When using microclusters, information sharing with lambda > 0 is generally unnecessary because the microclusters already serve the same purpose. If both are enabled, then information will be shared between microclusters as well.

Testing and Hidden Settings

There are several Compass arguments which are not listed by the parser because they are primarily for testing or for batch jobs.

--glucose [G]

Experimental feature to tweak glucose concentrations in media, default is 1. Higher levels increase glucose availability.

--test-mode

Flag which limits computing scores to the first 100 reactions and first 50 metabolites

--detailed-perf

Flag which enables more performance data collection such as runtimes per reaction per sample.

--collect

Flag to have Compass collect results.

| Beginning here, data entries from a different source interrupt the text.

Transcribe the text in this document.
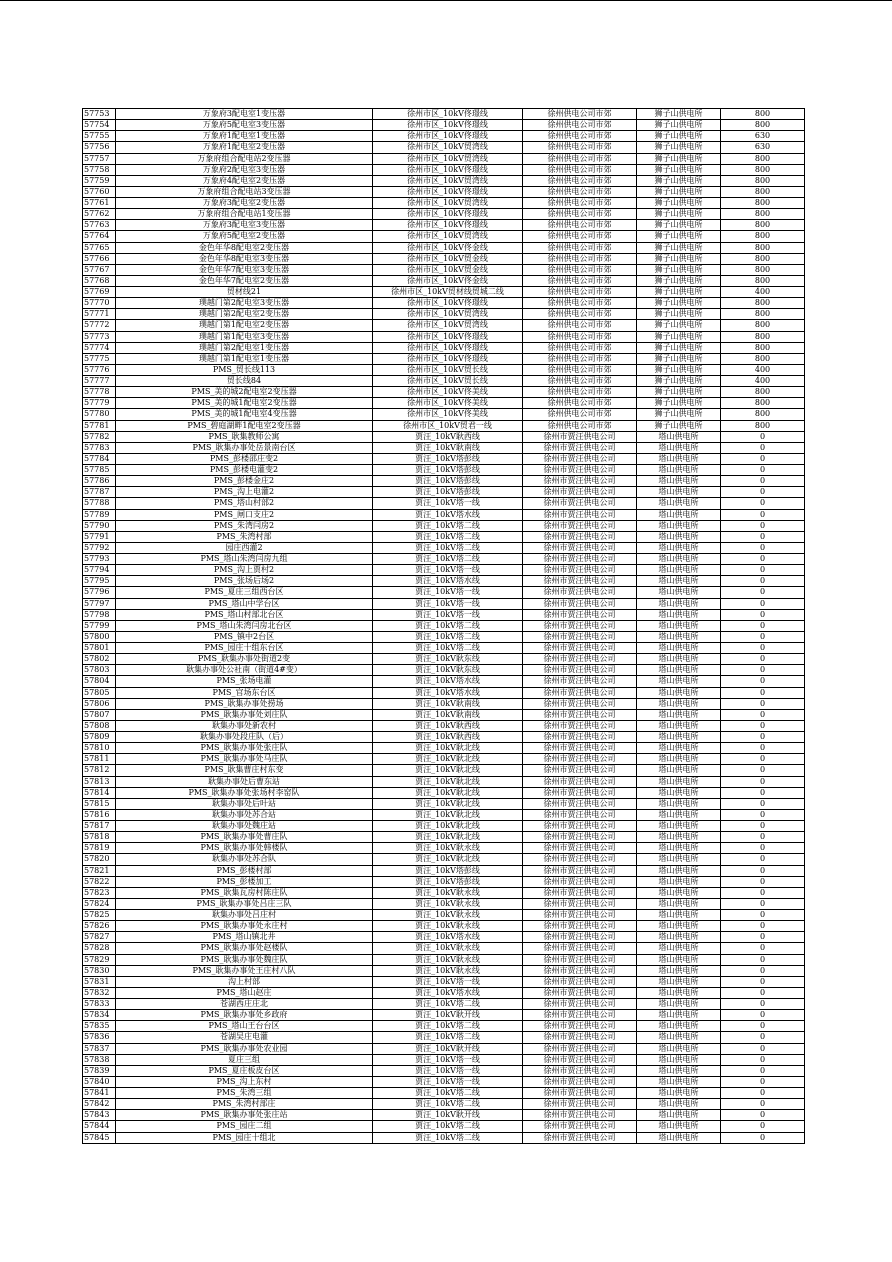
57753	万象府3配电室1变压器	徐州市区_10kV佟璟线	徐州供电公司市郊	狮子山供电所	800
57754	万象府5配电室3变压器	徐州市区_10kV佟璟线	徐州供电公司市郊	狮子山供电所	800
57755	万象府1配电室1变压器	徐州市区_10kV佟璟线	徐州供电公司市郊	狮子山供电所	630
57756	万象府1配电室2变压器	徐州市区_10kV贸湾线	徐州供电公司市郊	狮子山供电所	630
57757	万象府组合配电站2变压器	徐州市区_10kV贸湾线	徐州供电公司市郊	狮子山供电所	800
57758	万象府2配电室3变压器	徐州市区_10kV佟璟线	徐州供电公司市郊	狮子山供电所	800
57759	万象府4配电室2变压器	徐州市区_10kV贸湾线	徐州供电公司市郊	狮子山供电所	800
57760	万象府组合配电站3变压器	徐州市区_10kV佟璟线	徐州供电公司市郊	狮子山供电所	800
57761	万象府3配电室2变压器	徐州市区_10kV贸湾线	徐州供电公司市郊	狮子山供电所	800
57762	万象府组合配电站1变压器	徐州市区_10kV佟璟线	徐州供电公司市郊	狮子山供电所	800
57763	万象府3配电室3变压器	徐州市区_10kV佟璟线	徐州供电公司市郊	狮子山供电所	800
57764	万象府5配电室2变压器	徐州市区_10kV贸湾线	徐州供电公司市郊	狮子山供电所	800
57765	金色年华8配电室2变压器	徐州市区_10kV佟金线	徐州供电公司市郊	狮子山供电所	800
57766	金色年华8配电室3变压器	徐州市区_10kV贸金线	徐州供电公司市郊	狮子山供电所	800
57767	金色年华7配电室3变压器	徐州市区_10kV贸金线	徐州供电公司市郊	狮子山供电所	800
57768	金色年华7配电室2变压器	徐州市区_10kV佟金线	徐州供电公司市郊	狮子山供电所	800
57769	贸材线21	徐州市区_10kV贸材线贸城二线	徐州供电公司市郊	狮子山供电所	400
57770	璞越门第2配电室3变压器	徐州市区_10kV佟璟线	徐州供电公司市郊	狮子山供电所	800
57771	璞越门第2配电室2变压器	徐州市区_10kV贸湾线	徐州供电公司市郊	狮子山供电所	800
57772	璞越门第1配电室2变压器	徐州市区_10kV贸湾线	徐州供电公司市郊	狮子山供电所	800
57773	璞越门第1配电室3变压器	徐州市区_10kV佟璟线	徐州供电公司市郊	狮子山供电所	800
57774	璞越门第2配电室1变压器	徐州市区_10kV佟璟线	徐州供电公司市郊	狮子山供电所	800
57775	璞越门第1配电室1变压器	徐州市区_10kV佟璟线	徐州供电公司市郊	狮子山供电所	800
57776	PMS_贸长线113	徐州市区_10kV贸长线	徐州供电公司市郊	狮子山供电所	400
57777	贸长线84	徐州市区_10kV贸长线	徐州供电公司市郊	狮子山供电所	400
57778	PMS_美的城2配电室2变压器	徐州市区_10kV佟美线	徐州供电公司市郊	狮子山供电所	800
57779	PMS_美的城1配电室2变压器	徐州市区_10kV佟美线	徐州供电公司市郊	狮子山供电所	800
57780	PMS_美的城1配电室4变压器	徐州市区_10kV佟美线	徐州供电公司市郊	狮子山供电所	800
57781	PMS_碧庭湖畔1配电室2变压器	徐州市区_10kV贸君一线	徐州供电公司市郊	狮子山供电所	800
57782	PMS_耿集教师公寓	贾汪_10kV耿西线	徐州市贾汪供电公司	塔山供电所	0
57783	PMS_耿集办事处岳景南台区	贾汪_10kV耿南线	徐州市贾汪供电公司	塔山供电所	0
57784	PMS_彭楼邵庄变2	贾汪_10kV塔彭线	徐州市贾汪供电公司	塔山供电所	0
57785	PMS_彭楼电灌变2	贾汪_10kV塔彭线	徐州市贾汪供电公司	塔山供电所	0
57786	PMS_彭楼金庄2	贾汪_10kV塔彭线	徐州市贾汪供电公司	塔山供电所	0
57787	PMS_沟上电灌2	贾汪_10kV塔彭线	徐州市贾汪供电公司	塔山供电所	0
57788	PMS_塔山村部2	贾汪_10kV塔一线	徐州市贾汪供电公司	塔山供电所	0
57789	PMS_闸口支庄2	贾汪_10kV塔水线	徐州市贾汪供电公司	塔山供电所	0
57790	PMS_朱湾闫房2	贾汪_10kV塔二线	徐州市贾汪供电公司	塔山供电所	0
57791	PMS_朱湾村部	贾汪_10kV塔二线	徐州市贾汪供电公司	塔山供电所	0
57792	园庄西灌2	贾汪_10kV塔二线	徐州市贾汪供电公司	塔山供电所	0
57793	PMS_塔山朱湾闫房九组	贾汪_10kV塔二线	徐州市贾汪供电公司	塔山供电所	0
57794	PMS_沟上贾村2	贾汪_10kV塔一线	徐州市贾汪供电公司	塔山供电所	0
57795	PMS_张场后场2	贾汪_10kV塔水线	徐州市贾汪供电公司	塔山供电所	0
57796	PMS_夏庄三组西台区	贾汪_10kV塔一线	徐州市贾汪供电公司	塔山供电所	0
57797	PMS_塔山中学台区	贾汪_10kV塔一线	徐州市贾汪供电公司	塔山供电所	0
57798	PMS_塔山村部北台区	贾汪_10kV塔一线	徐州市贾汪供电公司	塔山供电所	0
57799	PMS_塔山朱湾闫房北台区	贾汪_10kV塔二线	徐州市贾汪供电公司	塔山供电所	0
57800	PMS_镇中2台区	贾汪_10kV塔二线	徐州市贾汪供电公司	塔山供电所	0
57801	PMS_园庄十组东台区	贾汪_10kV塔二线	徐州市贾汪供电公司	塔山供电所	0
57802	PMS_耿集办事处街道2变	贾汪_10kV耿东线	徐州市贾汪供电公司	塔山供电所	0
57803	耿集办事处公社南（街道4#变）	贾汪_10kV耿东线	徐州市贾汪供电公司	塔山供电所	0
57804	PMS_张场电灌	贾汪_10kV塔水线	徐州市贾汪供电公司	塔山供电所	0
57805	PMS_官场东台区	贾汪_10kV塔水线	徐州市贾汪供电公司	塔山供电所	0
57806	PMS_耿集办事处捞场	贾汪_10kV耿南线	徐州市贾汪供电公司	塔山供电所	0
57807	PMS_耿集办事处刘庄队	贾汪_10kV耿南线	徐州市贾汪供电公司	塔山供电所	0
57808	耿集办事处新农村	贾汪_10kV耿西线	徐州市贾汪供电公司	塔山供电所	0
57809	耿集办事处段庄队（后）	贾汪_10kV耿西线	徐州市贾汪供电公司	塔山供电所	0
57810	PMS_耿集办事处张庄队	贾汪_10kV耿北线	徐州市贾汪供电公司	塔山供电所	0
57811	PMS_耿集办事处马庄队	贾汪_10kV耿北线	徐州市贾汪供电公司	塔山供电所	0
57812	PMS_耿集曹庄村东变	贾汪_10kV耿北线	徐州市贾汪供电公司	塔山供电所	0
57813	耿集办事处后曹东站	贾汪_10kV耿北线	徐州市贾汪供电公司	塔山供电所	0
57814	PMS_耿集办事处张场村李窑队	贾汪_10kV耿北线	徐州市贾汪供电公司	塔山供电所	0
57815	耿集办事处后叶站	贾汪_10kV耿北线	徐州市贾汪供电公司	塔山供电所	0
57816	耿集办事处苏合站	贾汪_10kV耿北线	徐州市贾汪供电公司	塔山供电所	0
57817	耿集办事处魏庄站	贾汪_10kV耿北线	徐州市贾汪供电公司	塔山供电所	0
57818	PMS_耿集办事处曹庄队	贾汪_10kV耿北线	徐州市贾汪供电公司	塔山供电所	0
57819	PMS_耿集办事处韩楼队	贾汪_10kV耿永线	徐州市贾汪供电公司	塔山供电所	0
57820	耿集办事处苏合队	贾汪_10kV耿北线	徐州市贾汪供电公司	塔山供电所	0
57821	PMS_彭楼村部	贾汪_10kV塔彭线	徐州市贾汪供电公司	塔山供电所	0
57822	PMS_彭楼加工	贾汪_10kV塔彭线	徐州市贾汪供电公司	塔山供电所	0
57823	PMS_耿集瓦房村陈庄队	贾汪_10kV耿永线	徐州市贾汪供电公司	塔山供电所	0
57824	PMS_耿集办事处吕庄三队	贾汪_10kV耿永线	徐州市贾汪供电公司	塔山供电所	0
57825	耿集办事处吕庄村	贾汪_10kV耿永线	徐州市贾汪供电公司	塔山供电所	0
57826	PMS_耿集办事处永庄村	贾汪_10kV耿永线	徐州市贾汪供电公司	塔山供电所	0
57827	PMS_塔山镇北井	贾汪_10kV塔水线	徐州市贾汪供电公司	塔山供电所	0
57828	PMS_耿集办事处赵楼队	贾汪_10kV耿永线	徐州市贾汪供电公司	塔山供电所	0
57829	PMS_耿集办事处魏庄队	贾汪_10kV耿永线	徐州市贾汪供电公司	塔山供电所	0
57830	PMS_耿集办事处王庄村八队	贾汪_10kV耿永线	徐州市贾汪供电公司	塔山供电所	0
57831	沟上村部	贾汪_10kV塔一线	徐州市贾汪供电公司	塔山供电所	0
57832	PMS_塔山赵庄	贾汪_10kV塔水线	徐州市贾汪供电公司	塔山供电所	0
57833	苍湖西庄庄北	贾汪_10kV塔二线	徐州市贾汪供电公司	塔山供电所	0
57834	PMS_耿集办事处乡政府	贾汪_10kV耿开线	徐州市贾汪供电公司	塔山供电所	0
57835	PMS_塔山王台台区	贾汪_10kV塔二线	徐州市贾汪供电公司	塔山供电所	0
57836	苍湖吴庄电灌	贾汪_10kV塔二线	徐州市贾汪供电公司	塔山供电所	0
57837	PMS_耿集办事处农业园	贾汪_10kV耿开线	徐州市贾汪供电公司	塔山供电所	0
57838	夏庄三组	贾汪_10kV塔一线	徐州市贾汪供电公司	塔山供电所	0
57839	PMS_夏庄板皮台区	贾汪_10kV塔一线	徐州市贾汪供电公司	塔山供电所	0
57840	PMS_沟上东村	贾汪_10kV塔一线	徐州市贾汪供电公司	塔山供电所	0
57841	PMS_朱湾三组	贾汪_10kV塔二线	徐州市贾汪供电公司	塔山供电所	0
57842	PMS_朱湾村部庄	贾汪_10kV塔二线	徐州市贾汪供电公司	塔山供电所	0
57843	PMS_耿集办事处张庄站	贾汪_10kV耿开线	徐州市贾汪供电公司	塔山供电所	0
57844	PMS_园庄二组	贾汪_10kV塔二线	徐州市贾汪供电公司	塔山供电所	0
57845	PMS_园庄十组北	贾汪_10kV塔二线	徐州市贾汪供电公司	塔山供电所	0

Used for batch jobs

--config-file [FILE]

Setting used for batch jobs

--penalties-file [FILE]

File which allows for specifying a penalties file other than the default one (which is _tmp/penalties.txt.gz)

--lpmethod [N]

Argument to choose the algorithm CPLEX uses. See Cplex documentation for more details. Through testing the barrier algorithm (4) is fastest and therefore default, with automatic selection (0) or dual simplex (2) also performing well.

--advance [N]

Argument to choose the setting for Cplex’s advanced basis setting. See Cplex documentaton for more details. Defaults to 2 as best runtime was found using that for tests.

--save-argmaxes

Flag to enable saving the argmaxes for computing Compass scores of each reaction. Fun fact: solving the TSP greedily on the argmaxes graph to make full use of the advanced basis setting with the simplex algorithm did not outperform the barrier algorithm in practice.